Kurz gefragt Dr. Julia Schlicht 

Ihr Ehrenamtsmoment 2025? 
Ich bin ehrenamtliche Richterin am Strafgericht, jede Sitzung ist ein unglaublicher Einblick in menschliche Schicksale und unsere Rechtsprechung. 
 
Welches Klischee übers Ehrenamt nervt Sie? 
Dass junge Menschen sich nicht mehr oder nur noch ungebunden engagieren wollen. Die Daten sagen etwas anderes. 
 
Welches Land ist ein Vorbild für bürgerschaftliches Engagement? 
Neuseeland hat eine der höchsten Engagementquoten weltweit. 

Kurz gefragt Stephanie Frost 

Ihr erstes Ehrenamt? 
In meinem ersten offiziellen Ehrenamt war ich Mentorin für ein Mädchen aus Neukölln. Ich habe sie auf dem Weg zu ihrem Schulabschluss unterstützt. 

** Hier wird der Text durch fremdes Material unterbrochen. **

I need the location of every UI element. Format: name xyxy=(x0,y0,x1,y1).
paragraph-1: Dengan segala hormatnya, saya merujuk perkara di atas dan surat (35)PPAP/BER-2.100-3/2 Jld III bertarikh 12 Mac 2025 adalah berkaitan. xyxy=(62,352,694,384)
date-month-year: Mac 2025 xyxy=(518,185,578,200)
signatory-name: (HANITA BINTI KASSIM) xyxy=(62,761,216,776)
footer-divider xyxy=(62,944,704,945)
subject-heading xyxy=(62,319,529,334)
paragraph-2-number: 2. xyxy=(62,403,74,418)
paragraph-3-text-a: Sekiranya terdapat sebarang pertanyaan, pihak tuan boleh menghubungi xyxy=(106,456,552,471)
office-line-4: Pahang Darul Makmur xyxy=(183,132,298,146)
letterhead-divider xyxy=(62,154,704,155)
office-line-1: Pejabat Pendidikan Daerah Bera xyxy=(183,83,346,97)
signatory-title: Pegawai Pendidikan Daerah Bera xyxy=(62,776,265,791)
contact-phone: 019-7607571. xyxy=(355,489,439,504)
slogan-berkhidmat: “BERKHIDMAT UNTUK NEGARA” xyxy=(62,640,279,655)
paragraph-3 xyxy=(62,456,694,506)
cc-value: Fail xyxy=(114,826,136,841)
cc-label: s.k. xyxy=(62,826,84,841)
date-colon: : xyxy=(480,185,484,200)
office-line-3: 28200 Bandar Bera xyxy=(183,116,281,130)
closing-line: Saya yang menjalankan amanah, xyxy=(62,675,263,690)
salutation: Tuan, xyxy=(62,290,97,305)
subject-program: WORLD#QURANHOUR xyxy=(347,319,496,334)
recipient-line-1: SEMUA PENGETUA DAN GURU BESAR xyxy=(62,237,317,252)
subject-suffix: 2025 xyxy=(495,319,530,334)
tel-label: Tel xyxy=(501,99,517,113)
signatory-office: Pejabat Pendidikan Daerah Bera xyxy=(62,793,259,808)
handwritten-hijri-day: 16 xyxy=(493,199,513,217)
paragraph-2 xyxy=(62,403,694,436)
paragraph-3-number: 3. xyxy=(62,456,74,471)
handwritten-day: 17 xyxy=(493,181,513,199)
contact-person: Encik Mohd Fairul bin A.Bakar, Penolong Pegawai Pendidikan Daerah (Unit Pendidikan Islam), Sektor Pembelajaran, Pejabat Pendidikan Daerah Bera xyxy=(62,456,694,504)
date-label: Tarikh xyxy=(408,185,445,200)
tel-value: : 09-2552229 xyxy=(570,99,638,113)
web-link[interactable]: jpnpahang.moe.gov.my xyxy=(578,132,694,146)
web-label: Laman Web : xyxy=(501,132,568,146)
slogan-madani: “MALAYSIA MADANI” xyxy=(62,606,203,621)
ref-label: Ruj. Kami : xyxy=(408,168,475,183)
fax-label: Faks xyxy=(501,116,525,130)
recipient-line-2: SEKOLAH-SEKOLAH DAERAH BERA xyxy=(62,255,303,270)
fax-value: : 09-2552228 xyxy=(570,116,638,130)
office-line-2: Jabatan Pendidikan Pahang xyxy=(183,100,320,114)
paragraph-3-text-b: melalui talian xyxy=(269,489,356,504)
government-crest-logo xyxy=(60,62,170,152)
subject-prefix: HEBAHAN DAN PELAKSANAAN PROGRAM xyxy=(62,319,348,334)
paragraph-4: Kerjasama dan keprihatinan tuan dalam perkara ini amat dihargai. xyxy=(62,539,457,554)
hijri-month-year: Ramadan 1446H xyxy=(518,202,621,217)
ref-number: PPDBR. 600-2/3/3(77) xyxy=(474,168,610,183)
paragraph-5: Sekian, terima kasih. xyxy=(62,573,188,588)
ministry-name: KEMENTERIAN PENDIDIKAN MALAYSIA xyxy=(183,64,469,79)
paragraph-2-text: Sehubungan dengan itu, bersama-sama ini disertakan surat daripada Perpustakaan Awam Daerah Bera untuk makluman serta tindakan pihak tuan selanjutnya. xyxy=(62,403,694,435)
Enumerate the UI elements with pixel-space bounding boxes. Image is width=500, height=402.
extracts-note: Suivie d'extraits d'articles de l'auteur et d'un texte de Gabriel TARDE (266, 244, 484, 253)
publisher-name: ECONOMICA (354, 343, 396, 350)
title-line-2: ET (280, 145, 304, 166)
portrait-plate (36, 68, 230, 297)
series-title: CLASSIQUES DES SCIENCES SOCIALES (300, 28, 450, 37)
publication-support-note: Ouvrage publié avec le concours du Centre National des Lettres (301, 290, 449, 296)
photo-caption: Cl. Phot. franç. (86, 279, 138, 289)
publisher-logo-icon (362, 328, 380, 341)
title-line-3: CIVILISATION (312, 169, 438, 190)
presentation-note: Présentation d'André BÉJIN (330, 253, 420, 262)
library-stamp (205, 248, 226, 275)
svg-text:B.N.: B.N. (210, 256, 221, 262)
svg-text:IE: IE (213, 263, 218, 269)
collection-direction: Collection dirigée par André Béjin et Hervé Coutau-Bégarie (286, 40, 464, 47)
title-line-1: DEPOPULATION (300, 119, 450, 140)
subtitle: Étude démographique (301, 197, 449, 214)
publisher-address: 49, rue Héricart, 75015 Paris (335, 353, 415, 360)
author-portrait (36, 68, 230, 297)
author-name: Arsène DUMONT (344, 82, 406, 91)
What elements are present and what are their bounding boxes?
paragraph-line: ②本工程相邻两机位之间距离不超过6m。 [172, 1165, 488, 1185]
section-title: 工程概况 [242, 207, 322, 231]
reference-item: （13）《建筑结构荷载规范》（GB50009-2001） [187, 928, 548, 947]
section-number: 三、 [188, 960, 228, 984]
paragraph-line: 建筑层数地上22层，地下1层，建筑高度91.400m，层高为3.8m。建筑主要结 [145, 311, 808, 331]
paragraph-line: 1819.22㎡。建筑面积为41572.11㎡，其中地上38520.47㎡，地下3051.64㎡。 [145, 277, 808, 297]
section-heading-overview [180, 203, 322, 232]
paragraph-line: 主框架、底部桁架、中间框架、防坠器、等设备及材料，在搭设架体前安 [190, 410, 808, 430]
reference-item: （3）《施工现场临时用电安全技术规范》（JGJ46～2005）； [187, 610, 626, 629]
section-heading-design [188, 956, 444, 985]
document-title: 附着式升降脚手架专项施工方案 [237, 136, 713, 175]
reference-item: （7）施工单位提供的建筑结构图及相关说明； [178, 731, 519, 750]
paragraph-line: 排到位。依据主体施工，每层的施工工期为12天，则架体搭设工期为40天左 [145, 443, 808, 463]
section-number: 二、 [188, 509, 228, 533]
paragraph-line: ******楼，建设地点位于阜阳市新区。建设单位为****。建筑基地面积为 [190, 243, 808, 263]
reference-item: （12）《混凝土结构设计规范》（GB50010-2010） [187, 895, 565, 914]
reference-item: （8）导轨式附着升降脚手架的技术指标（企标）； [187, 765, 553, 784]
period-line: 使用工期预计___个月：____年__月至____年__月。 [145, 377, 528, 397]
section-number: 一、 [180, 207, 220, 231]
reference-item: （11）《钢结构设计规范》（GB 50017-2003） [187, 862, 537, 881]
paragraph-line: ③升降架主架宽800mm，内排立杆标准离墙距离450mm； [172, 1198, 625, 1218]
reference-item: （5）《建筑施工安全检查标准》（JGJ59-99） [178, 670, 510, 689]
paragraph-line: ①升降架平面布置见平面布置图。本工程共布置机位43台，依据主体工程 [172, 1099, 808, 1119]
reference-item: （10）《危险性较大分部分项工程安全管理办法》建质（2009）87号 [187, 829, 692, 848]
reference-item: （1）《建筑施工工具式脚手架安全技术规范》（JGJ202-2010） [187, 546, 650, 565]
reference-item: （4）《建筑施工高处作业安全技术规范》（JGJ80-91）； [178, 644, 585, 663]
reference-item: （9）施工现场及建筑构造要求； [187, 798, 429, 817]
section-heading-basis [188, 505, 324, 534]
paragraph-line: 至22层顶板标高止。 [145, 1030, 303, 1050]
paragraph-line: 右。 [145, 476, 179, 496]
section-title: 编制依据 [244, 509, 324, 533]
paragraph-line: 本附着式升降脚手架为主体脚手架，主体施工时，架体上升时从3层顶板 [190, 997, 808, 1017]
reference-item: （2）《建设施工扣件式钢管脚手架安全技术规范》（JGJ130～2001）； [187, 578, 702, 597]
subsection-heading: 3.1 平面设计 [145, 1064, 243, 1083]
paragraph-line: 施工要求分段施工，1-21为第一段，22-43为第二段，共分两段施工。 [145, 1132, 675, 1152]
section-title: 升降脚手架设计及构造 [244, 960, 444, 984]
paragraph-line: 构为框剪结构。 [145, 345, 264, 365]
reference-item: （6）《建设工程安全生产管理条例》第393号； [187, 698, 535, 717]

Welche Begegnung mit einem Ehrenamtlichen hat Sie zuletzt beeindruckt? 
Aktuell die vielen Ehrenamtlichen, die sich für demokratische Werte, für Vielfalt und gegen Rechtsextremismus engagieren und gerade im ländlichen Raum dafür nicht selten Bedrohungen ausgesetzt sind. 

Welche einzelne Vorschrift würden Sie sofort abschaffen? 
Die überbordenden Nachweis- und Belegpflichten bei kleinen Förderungen für Vereine, sodass mehr Zeit für das eigentliche Ehrenamt bleibt.